As more and more of our lives are stored and spent online, it is hugely important that we understand how to protect our personal information from malicious elements, and that we know how any personal information shared to a third party will be handled.
Anyone who shares or stores information online could be the target of an attack. Therefore, we all need to think about how we are sharing and storing data online.
Your personal data is sensitive information, which could and can be anything from your name, address, email, telephone numbers, bank and credit card details, health information and much more.
One way that our data is protected is by the General Data Protection Regulation (GDPR). The GDPR is a legal framework that sets guidelines for the collection and processing of personal information of individuals within the European Union. However, this framework doesn’t necessarily stop the criminals out there who choose not to follow the law. Therefore, it is important that we are aware of the dangers that sharing our personal data online can bring.
What are the dangers of not your protecting data online?
One malicious element you may have heard of is hacking. The definition of a hacker is someone who uses computers to gain unauthorised access to data. This is a serious risk for people who share or store personal information online, as well as companies that hold sensitive data of their customers and employees.
But there are many other types of dangers out there which emphasise the importance of keeping your data safe online. These include:
• Viruses – These usually infect personal or company IT systems that are connected to the internet, via a downloaded file.

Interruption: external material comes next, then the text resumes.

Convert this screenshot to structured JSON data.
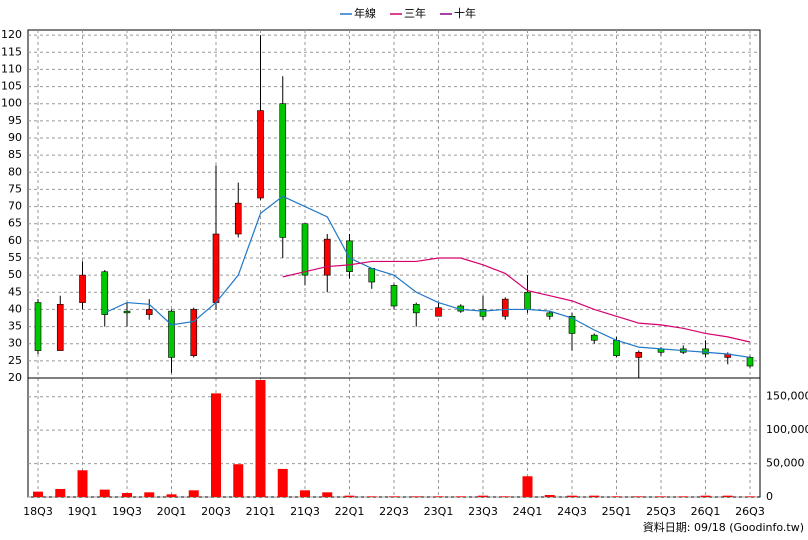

• Malware (malicious software) – Trojans and spyware may read your data and transmit it across the internet, or wipe it completely.
• Ransomware – Software that stops access to vital data and issues a ransom for its safe return. This data is then destroyed if payment is not made
• Phishing – This is an attempt to obtain sensitive information by disguising as a trustworthy sender/site. It could obtain links to a website that looks the same as the real site, asking you to fill out your personal details.
• Social engineering – The attacker uses some easily accessible information as a basis for a phishing attack. The attacker relies heavily on human interaction and often involves tricking people into breaking security procedures or sharing personal information that could be used to steal an identity.
As you can see, there is a range of dangers that you could be subject to if don’t protect your data. Therefore, it is vital that you actively protect your personal data online and that companies you share your data with have a strategy in place to ensure they protect the data they store.
So what can you do to keep safe online?
There is a range of actions that you can take to keep your personal data safe online, and these include the following:
• Be wary of emails from unknown sources and be sure to check email and website addresses carefully for any anomalies before inputting any personal information.
• Check emails for any strange requests. If you do notice anything that seems odd and you are not sure if it’s legitimate. Ring the company they are appearing to be and find out whether it is them or not.
• Spam emails, “free” offers and online quizzes are all examples of tactics to entice you to click on dangerous links or give up your personal information. Always be wary of offers that sound too good to be true. If they feel too good to be true, they probably are.
• If you have any doubt of the legitimacy of the email, do not click on any of the links. Instead, open a browser and type the web address of the website you want to visit. This will ensure that you visit the website you intended to.
• Be cautious about what you share online, particularly when it comes to your identity information, as it can potentially be used to impersonate you, or guess your passwords.
• Make passwords for your accounts hard to guess. Use a mixture of uppercase and lowercase letters, numbers and symbols. You could use a password manager which stores your login information for all the websites you use. Password managers encrypt your password database with a master password – the master password is the only one you have to remember. Be sure to make a difficult password that would be difficult to guess and don’t share it with other people.
• Use a Firewall. This blocks unauthorised access to your computers and devices.
• When shopping online, always make sure that the site’s address starts with “https”, instead of just “http”. This means that the website is secure and uses encryption so your data can’t be intercepted by others.
• Keep your software updated so that you have the latest security measures installed.
What we do at Shepherds Friendly Society to keep your data safe
At Shepherds Friendly, we have a security strategy in place to cover any potential risks with the data we store on our members and employees.
Marcus Williams, Information Systems Manager, said: “Keeping our member’s data safe is of the utmost importance to us.
“Internally, we carry out security audits to make sure we have all security risks covered. We do these regularly to ensure we are covering all bases.
“We encrypt all our data and ensure we keep up-to-date with regulations including GDPR requirements, and our member online log-in has a two-step authentication to ensure a member’s online account is completely secure and only they can access their account.
“We also carry out in-house training with all our staff so that they understand what types of risks there are which relate to personal data, and how to act accordingly in their day-to-day activity with these in mind. For example, we train our Member Services Team to do thorough identity checks over the phone, so they can confirm they are talking to the right person.
“However, Shepherds Friendly will never ask for any passwords via phone or email, and it is important that you don’t share passwords with anyone.”
Remember, always be cautious about what you do online, which websites you visit, and what you share. Keep in mind that companies would never ask for your password over the phone or via email once you have set it up. By taking preventative measures, you can save yourself from headaches later on.